U.S. propane stocks fell by 3.6 million bbl to end at 31.7 million bbl last week, which is 25.8 million bbl (44.9%) lower than a year ago, the Energy Information Administration (EIA) said Wednesday (see Shale Daily, Jan. 22). “Midwest and Gulf Coast inventories both decreased by 1.4 million bbl. East Coast inventories dropped by 0.6 million bbl, and Rocky Mountain/West Coast inventories decreased by 0.2 million bbl.

“The average residential propane price jumped by $1.05 per gallon last week to $4.01 per gallon, almost $1.72 per gallon higher than the same period last year,” EIA said. “This is the largest single weekly increase since the survey began in 1990. Ten states (all located in the Midwest) in the residential propane survey had price increases of 97 cents per gallon or more during the week ending Jan. 27, 2014. Wholesale propane prices increased by $1.43 per gallon to nearly $3.55 per gallon as of Jan. 27, 2014.”

During a webinar Tuesday, ICF International’s Mike Sloan, senior project manager, discussed the propane situation facing the Midwest, noting that at the time at least 33 states had waived restrictions on the number of hours propane drivers are able to work making deliveries.

“We believe that the propane supply situation in the Midwest is critical,” he said, “and with the weather forecast for the next two weeks, it could get worse. However, at least so far the crisis is regional.”

But that region happens to the be upper Midwest, where Teague said a dearth of pipeline access to Gulf Coast supplies complicates the remedy for the propane shortage.

“It’s important to note that the upper Midwest has no pipeline access to Gulf Coast supplies, instead relying on slower and less efficient rail and truck movements,” Teague said. “Peaking requirements are handled by local retailer inventories, which are now very low.”

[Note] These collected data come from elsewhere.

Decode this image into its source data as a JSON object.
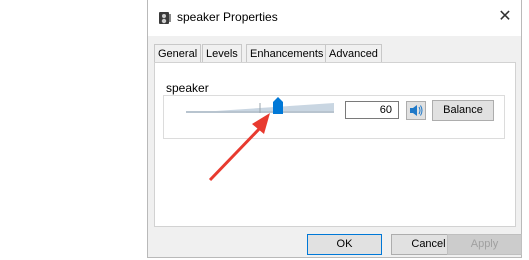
{
  "window": {
    "title": "speaker Properties",
    "close_glyph": "✕",
    "icon": "speaker-icon"
  },
  "tabs": [
    {
      "label": "General",
      "active": false
    },
    {
      "label": "Levels",
      "active": true
    },
    {
      "label": "Enhancements",
      "active": false
    },
    {
      "label": "Advanced",
      "active": false
    }
  ],
  "levels": {
    "group_label": "speaker",
    "volume_value": "60",
    "volume_level": 60,
    "mute_icon": "speaker-volume-icon",
    "balance_label": "Balance"
  },
  "buttons": {
    "ok": "OK",
    "cancel": "Cancel",
    "apply": "Apply"
  },
  "colors": {
    "highlight": "#2a9be8",
    "slider_thumb": "#0078d7",
    "annotation_arrow": "#e83a2f"
  }
}
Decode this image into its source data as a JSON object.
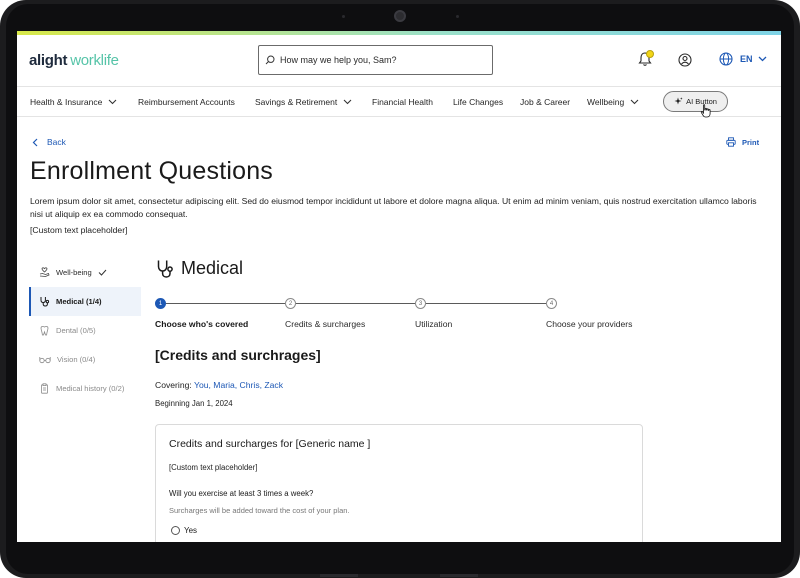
{
  "header": {
    "logo_primary": "alight",
    "logo_secondary": "worklife",
    "search_placeholder": "How may we help you, Sam?",
    "language": "EN"
  },
  "nav": {
    "items": [
      {
        "label": "Health & Insurance",
        "dropdown": true
      },
      {
        "label": "Reimbursement Accounts",
        "dropdown": false
      },
      {
        "label": "Savings & Retirement",
        "dropdown": true
      },
      {
        "label": "Financial Health",
        "dropdown": false
      },
      {
        "label": "Life Changes",
        "dropdown": false
      },
      {
        "label": "Job & Career",
        "dropdown": false
      },
      {
        "label": "Wellbeing",
        "dropdown": true
      }
    ],
    "ai_button": "AI Button"
  },
  "page": {
    "back": "Back",
    "print": "Print",
    "title": "Enrollment Questions",
    "intro": "Lorem ipsum dolor sit amet, consectetur adipiscing elit. Sed do eiusmod tempor incididunt ut labore et dolore magna aliqua. Ut enim ad minim veniam, quis nostrud exercitation ullamco laboris nisi ut aliquip ex ea commodo consequat.",
    "custom_placeholder": "[Custom text placeholder]"
  },
  "steps": [
    {
      "label": "Well-being",
      "state": "done",
      "icon": "hand-heart-icon"
    },
    {
      "label": "Medical (1/4)",
      "state": "active",
      "icon": "stethoscope-icon"
    },
    {
      "label": "Dental (0/5)",
      "state": "pending",
      "icon": "tooth-icon"
    },
    {
      "label": "Vision (0/4)",
      "state": "pending",
      "icon": "glasses-icon"
    },
    {
      "label": "Medical history (0/2)",
      "state": "pending",
      "icon": "clipboard-icon"
    }
  ],
  "main": {
    "section_title": "Medical",
    "progress": [
      {
        "num": "1",
        "label": "Choose who's covered",
        "active": true
      },
      {
        "num": "2",
        "label": "Credits & surcharges",
        "active": false
      },
      {
        "num": "3",
        "label": "Utilization",
        "active": false
      },
      {
        "num": "4",
        "label": "Choose your providers",
        "active": false
      }
    ],
    "sub_title": "[Credits and surchrages]",
    "covering_label": "Covering:",
    "covering_who": "You, Maria, Chris, Zack",
    "beginning": "Beginning Jan 1, 2024",
    "card": {
      "title": "Credits and surcharges for [Generic name ]",
      "placeholder": "[Custom text placeholder]",
      "question": "Will you exercise at least 3 times a week?",
      "note": "Surcharges will be added toward the cost of your plan.",
      "option_yes": "Yes"
    }
  },
  "colors": {
    "accent_blue": "#1d58b5",
    "brand_green": "#56c4a8",
    "notification_yellow": "#f2d517"
  }
}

Don’t blame the retailers for not planning ahead, though. Teague said recent mild winters sent a signal to retailers that they shouldn’t risk being too long on product when prices are falling. “I can’t say their planning was anything other than prudent, but that doesn’t make this event easy for the industry to fix,” he said. “The entire industry is doing everything it can to get incremental propane where it is needed, but pipeline access is problematic in the Midwest.”

The Enterprise TE Products Pipeline system can carry supplies from the Gulf Coast to the Northeast, but it also receives supplies from the Marcellus and Utica shales, Teague said. “Our shippers determine whether they ship propane, butanes or refined products. A price response has been needed in order to get them to change their shipping plans, and several of our shippers have chosen to minimize shipments of other products in favor of shipping more propane,” he said.

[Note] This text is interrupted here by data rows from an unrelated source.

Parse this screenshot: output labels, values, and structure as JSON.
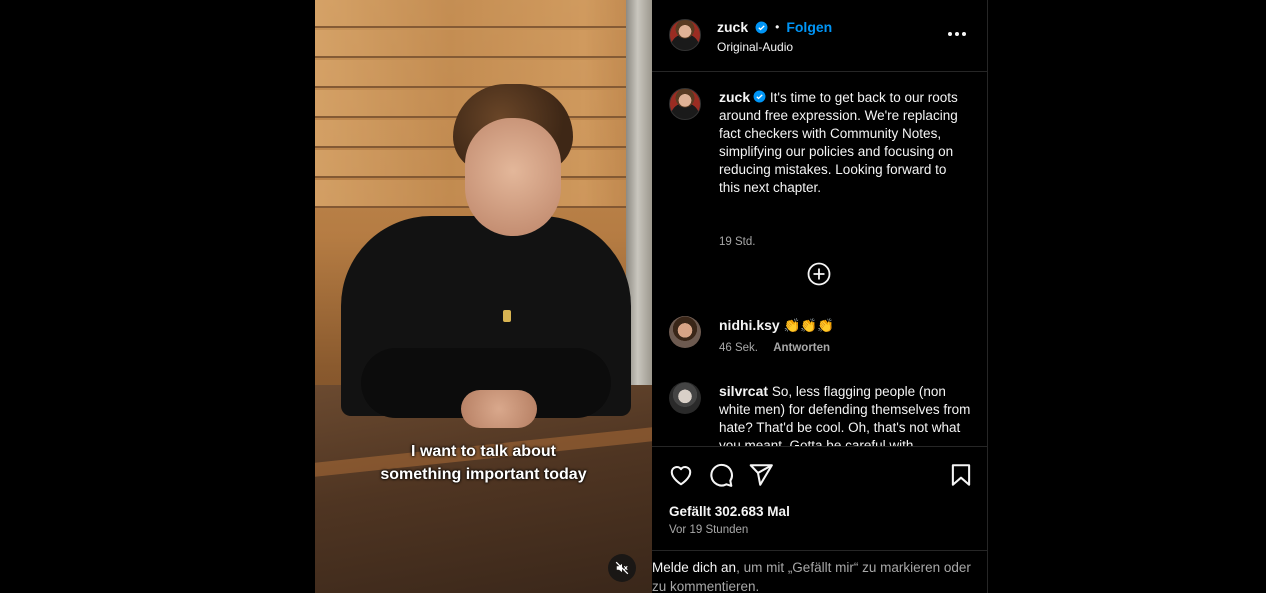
{
  "video": {
    "subtitle_line1": "I want to talk about",
    "subtitle_line2": "something important today",
    "mute_icon": "speaker-muted-icon"
  },
  "header": {
    "username": "zuck",
    "verified_icon": "verified-badge-icon",
    "separator": "•",
    "follow_label": "Folgen",
    "audio_label": "Original-Audio",
    "more_icon": "more-options-icon"
  },
  "post_caption": {
    "username": "zuck",
    "text": "It's time to get back to our roots around free expression. We're replacing fact checkers with Community Notes, simplifying our policies and focusing on reducing mistakes. Looking forward to this next chapter.",
    "time": "19 Std."
  },
  "load_more_icon": "plus-circle-icon",
  "comments": [
    {
      "username": "nidhi.ksy",
      "text": "👏👏👏",
      "time": "46 Sek.",
      "reply_label": "Antworten"
    },
    {
      "username": "silvrcat",
      "text": "So, less flagging people (non white men) for defending themselves from hate? That'd be cool. Oh, that's not what you meant. Gotta be careful with"
    }
  ],
  "actions": {
    "like_icon": "heart-icon",
    "comment_icon": "comment-icon",
    "share_icon": "share-icon",
    "save_icon": "bookmark-icon",
    "likes_text": "Gefällt 302.683 Mal",
    "post_time": "Vor 19 Stunden"
  },
  "login_prompt": {
    "link_text": "Melde dich an",
    "rest_text": ", um mit „Gefällt mir“ zu markieren oder zu kommentieren."
  },
  "colors": {
    "background": "#000000",
    "text": "#f5f5f5",
    "muted_text": "#a8a8a8",
    "accent_blue": "#0095f6",
    "divider": "#262626"
  }
}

“…[O]ur TE Products pipeline is going full out and serving those folks.” And shipments of imported propane have been arriving on the East coast. These help the Northeast but not so much the Midwest.

If it weren’t for the Jones Act — a provision of which requires that domestic cargoes moving from one U.S. port to another be carried on U.S.-flagged ships — the challenge of getting propane from the Gulf Coast region to the Midwest would be simpler, Teague said.

“You know, I’ll probably get slapped, but if you didn’t have the Jones Act, you could have had this thing resolved pretty easily by moving product off the Gulf Coast into the Northeast and then displacing back to the Midwest. We don’t have that in our toolbox.”